September 23, 1996|By Jeff Brown | Jeff Brown,KNIGHT-RIDDER NEWS SERVICE

UNLESS YOU'VE already got a couple of million stashed, you're probably worried about investing for retirement. Let me guess: Your insurance agent is touting variable annuities.

What could be simpler? You invest in an annuity, and you don't have to pay taxes on the earnings until you begin to make withdrawals after you're 59 1/2 . By postponing taxes, you have more money available to grow, just as you do with a 401(k) or an IRA.

And with an annuity, there's "no limit" on how much you can shelter.

Thus goes the sales pitch. And all of it is true.

But it fails to mention risks that undermine annuities' appeal.

"The tax-deferral feature comes at a price," KPMG Peat Marwick, the accounting and consulting firm, concludes in an analysis of annuities' pros and cons.

"High fees and withdrawal penalties are often so stiff that you'll have to leave the money invested in annuities for years -- and earn consistently high returns -- before you'll match the net return of investing in a comparable taxable investment, such as a mutual fund," it says.

Variable annuities are almost entirely designed as investments, but they have small insurance features that earn them tax-deferred status.

The annuity is run by a professional manager who invests in stocks, bonds or mutual funds. They're "variable" because their returns depend on the manager's skill.

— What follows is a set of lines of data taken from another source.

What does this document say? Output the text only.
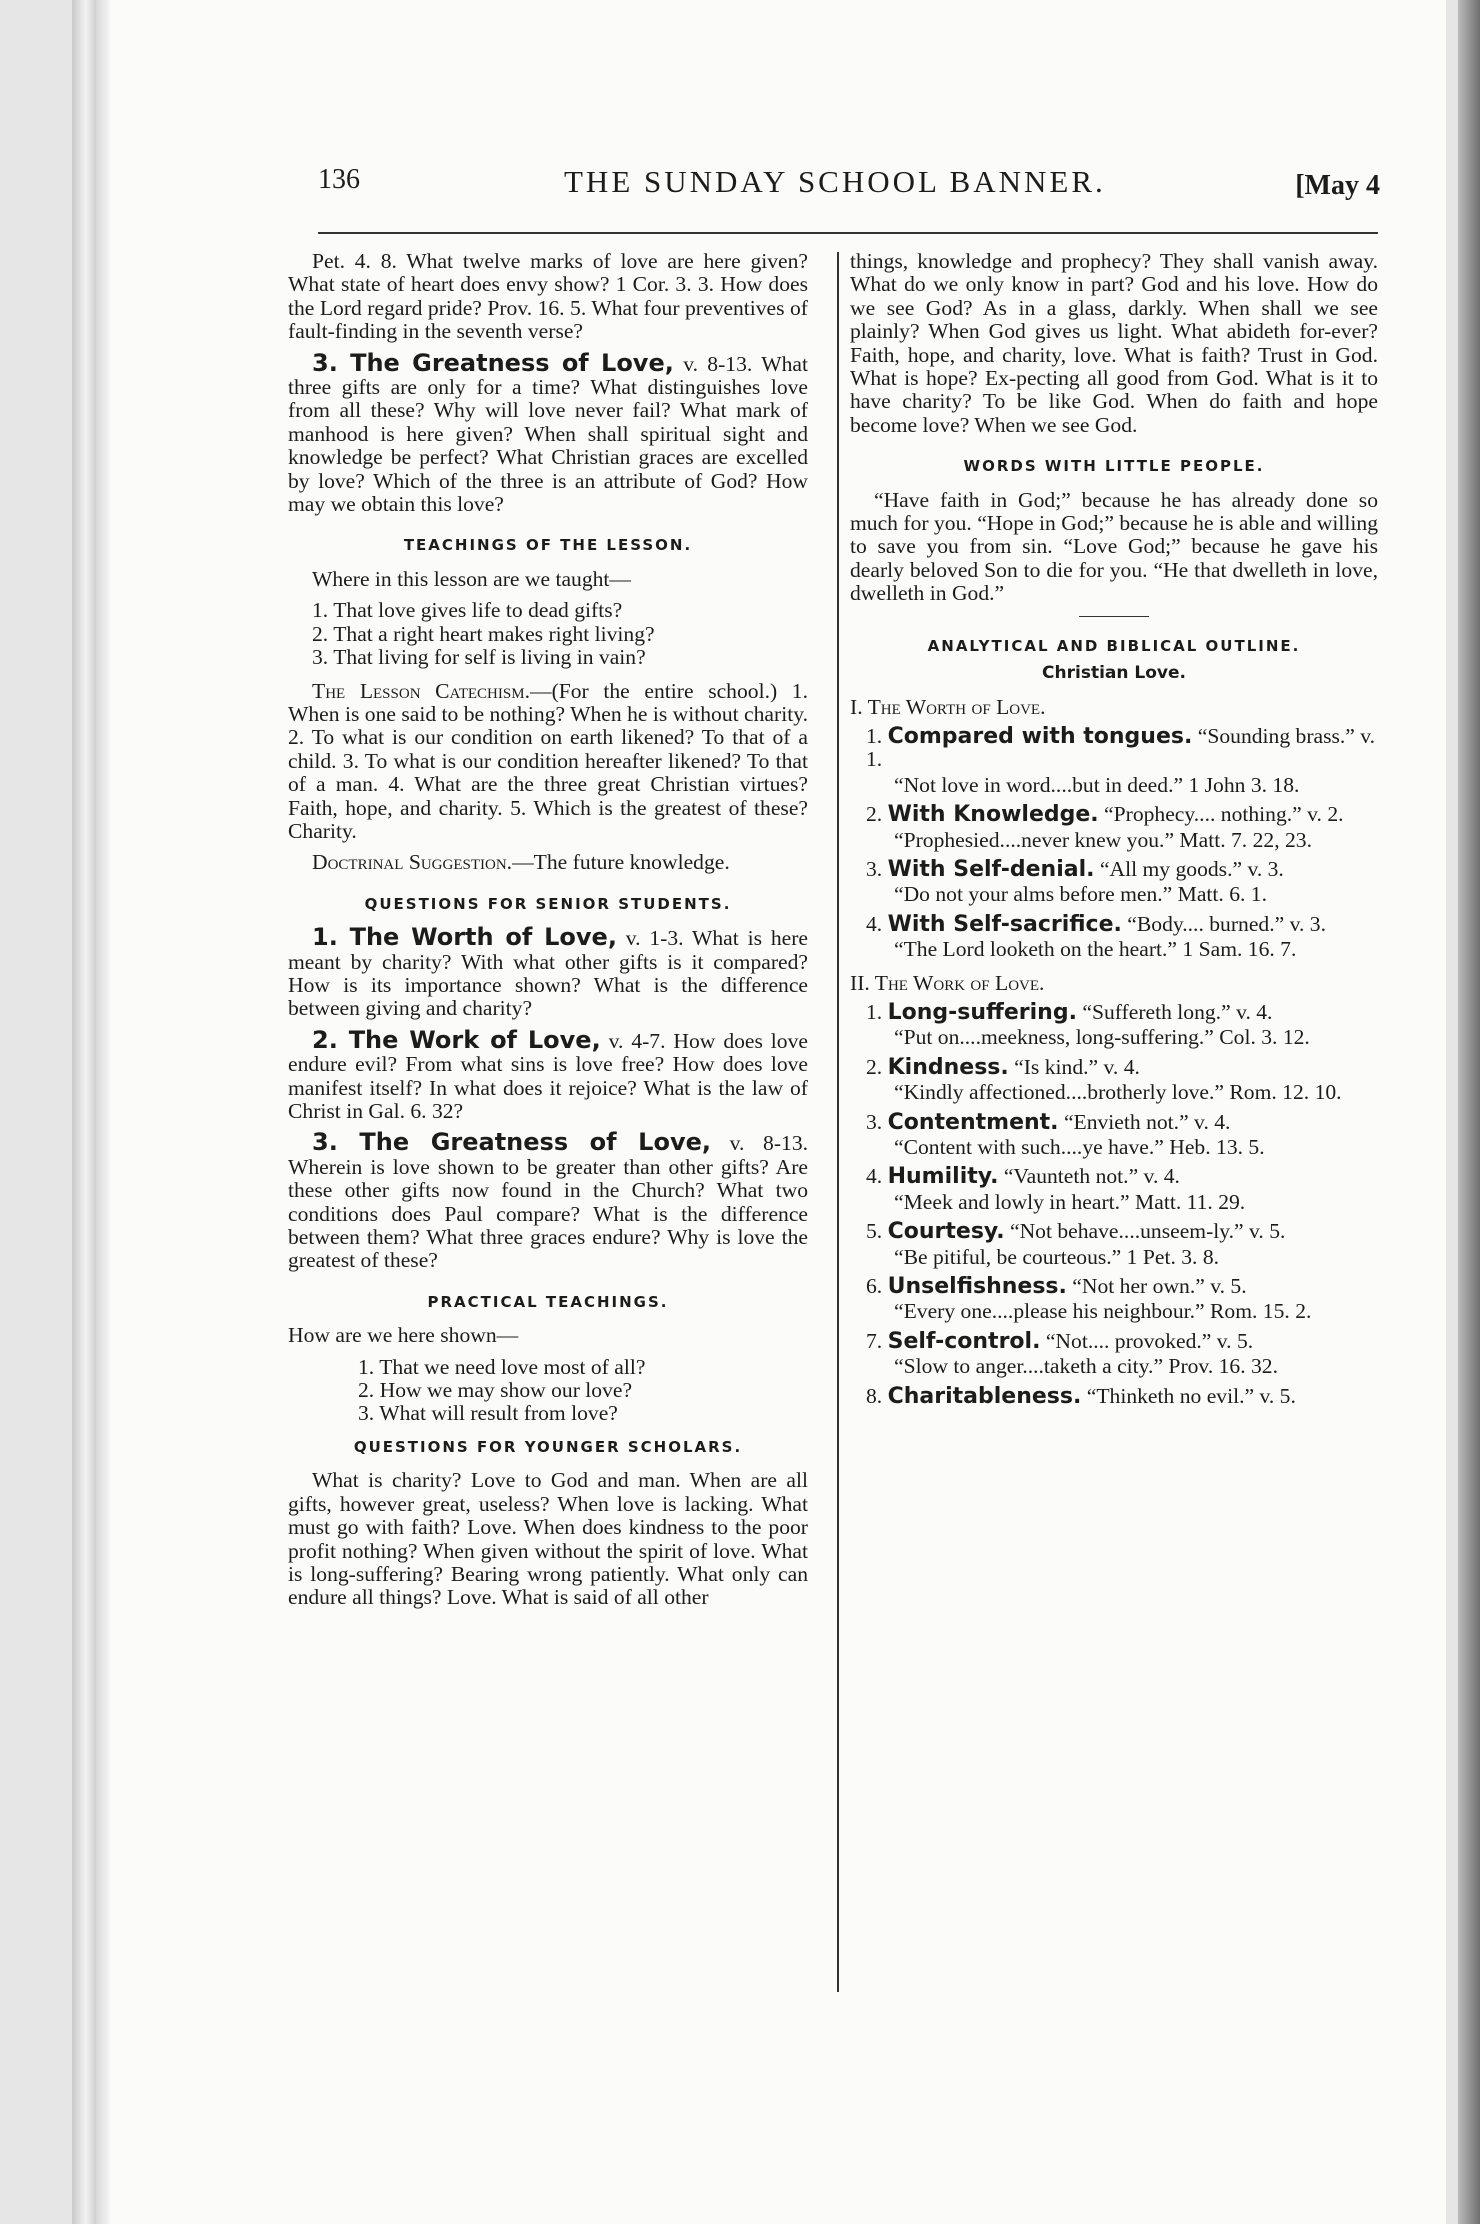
136	THE SUNDAY SCHOOL BANNER.	[May 4

Pet. 4. 8. What twelve marks of love are here given? What state of heart does envy show? 1 Cor. 3. 3. How does the Lord regard pride? Prov. 16. 5. What four preventives of fault-finding in the seventh verse?

3. The Greatness of Love, v. 8-13. What three gifts are only for a time? What distinguishes love from all these? Why will love never fail? What mark of manhood is here given? When shall spiritual sight and knowledge be perfect? What Christian graces are excelled by love? Which of the three is an attribute of God? How may we obtain this love?

TEACHINGS OF THE LESSON.

Where in this lesson are we taught—

1. That love gives life to dead gifts?
2. That a right heart makes right living?
3. That living for self is living in vain?

The Lesson Catechism.—(For the entire school.) 1. When is one said to be nothing? When he is without charity. 2. To what is our condition on earth likened? To that of a child. 3. To what is our condition hereafter likened? To that of a man. 4. What are the three great Christian virtues? Faith, hope, and charity. 5. Which is the greatest of these? Charity.

Doctrinal Suggestion.—The future knowledge.

QUESTIONS FOR SENIOR STUDENTS.

1. The Worth of Love, v. 1-3. What is here meant by charity? With what other gifts is it compared? How is its importance shown? What is the difference between giving and charity?

2. The Work of Love, v. 4-7. How does love endure evil? From what sins is love free? How does love manifest itself? In what does it rejoice? What is the law of Christ in Gal. 6. 32?

3. The Greatness of Love, v. 8-13. Wherein is love shown to be greater than other gifts? Are these other gifts now found in the Church? What two conditions does Paul compare? What is the difference between them? What three graces endure? Why is love the greatest of these?

PRACTICAL TEACHINGS.

How are we here shown—

1. That we need love most of all?
2. How we may show our love?
3. What will result from love?
QUESTIONS FOR YOUNGER SCHOLARS.

What is charity? Love to God and man. When are all gifts, however great, useless? When love is lacking. What must go with faith? Love. When does kindness to the poor profit nothing? When given without the spirit of love. What is long-suffering? Bearing wrong patiently. What only can endure all things? Love. What is said of all other

things, knowledge and prophecy? They shall vanish away. What do we only know in part? God and his love. How do we see God? As in a glass, darkly. When shall we see plainly? When God gives us light. What abideth for-ever? Faith, hope, and charity, love. What is faith? Trust in God. What is hope? Ex-pecting all good from God. What is it to have charity? To be like God. When do faith and hope become love? When we see God.

WORDS WITH LITTLE PEOPLE.

“Have faith in God;” because he has already done so much for you. “Hope in God;” because he is able and willing to save you from sin. “Love God;” because he gave his dearly beloved Son to die for you. “He that dwelleth in love, dwelleth in God.”

ANALYTICAL AND BIBLICAL OUTLINE.
Christian Love.
I. The Worth of Love.
1. Compared with tongues. “Sounding brass.” v. 1.
“Not love in word....but in deed.” 1 John 3. 18.
2. With Knowledge. “Prophecy.... nothing.” v. 2.
“Prophesied....never knew you.” Matt. 7. 22, 23.
3. With Self-denial. “All my goods.” v. 3.
“Do not your alms before men.” Matt. 6. 1.
4. With Self-sacrifice. “Body.... burned.” v. 3.
“The Lord looketh on the heart.” 1 Sam. 16. 7.
II. The Work of Love.
1. Long-suffering. “Suffereth long.” v. 4.
“Put on....meekness, long-suffering.” Col. 3. 12.
2. Kindness. “Is kind.” v. 4.
“Kindly affectioned....brotherly love.” Rom. 12. 10.
3. Contentment. “Envieth not.” v. 4.
“Content with such....ye have.” Heb. 13. 5.
4. Humility. “Vaunteth not.” v. 4.
“Meek and lowly in heart.” Matt. 11. 29.
5. Courtesy. “Not behave....unseem-ly.” v. 5.
“Be pitiful, be courteous.” 1 Pet. 3. 8.
6. Unselfishness. “Not her own.” v. 5.
“Every one....please his neighbour.” Rom. 15. 2.
7. Self-control. “Not.... provoked.” v. 5.
“Slow to anger....taketh a city.” Prov. 16. 32.
8. Charitableness. “Thinketh no evil.” v. 5.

(Fixed annuities, which typically invest in bonds, offer guaranteed -- but lower -- returns.)

A chief drawback to variable annuities is the high fees charged by the insurance company and investment manager. Annuities investing in stocks charge an average annual fee of 2.17 percent, compared with 1.55 percent for comparable mutual funds, Morningstar says.

Because of the higher fees, annuity performance generally lags behind fund performance. The average stock annuity is up 6.46 percent this year compared with 7.91 percent for stock funds, Morningstar says. The average annual gain for the past three years was 11.1 percent for annuities, 11.63 percent for funds.

Modest differences matter. A $10,000 investment held for 20 years would grow to $80,623 if it earned 11 percent a year, $96,463 if it earned 12 percent.

Of course, the fee difference can be offset by the annuity's tax deferral.

If you invested in a taxable mutual fund and didn't touch the money until retirement, you'd still have to pay tax each year on dividends and capital gains distributions -- which wouldn't be taxed in an annuity. Obviously, an annuity's tax deferral is worth more for folks in the 36 percent bracket than those in the 15 percent bracket.

On the other hand, the long-term profits you'd make in a taxable fund would be taxed as capital gains, at a maximum of 28 percent. When you start making withdrawals from your annuity, the earnings are taxed as income, which can be a rate as high as 39.6 percent.

Moreover, any money you take out of an annuity before you turn 59 1/2 is subject to a 10 percent IRS penalty. And, the insurance company may charge a "surrender fee" if you pull all or part of the money out early. Surrender fees average about 5.5 percent of the amount withdrawn, according to Morningstar, but terms vary widely.

Annuities aren't necessarily bad investments. But to make one pay off, you need to satisfy all the following criteria: You're sure your money will stay in the annuity for at least 10 or 15 years; your tax bracket is 36 percent or higher; you've already put the maximum allowed into other tax-deferred investments such as an IRA and 401(k).

And be sure to read all the fine print. Salesmen love to stress the tax benefits -- and downplay the fees.

Bill Atkinson's column will return in two weeks.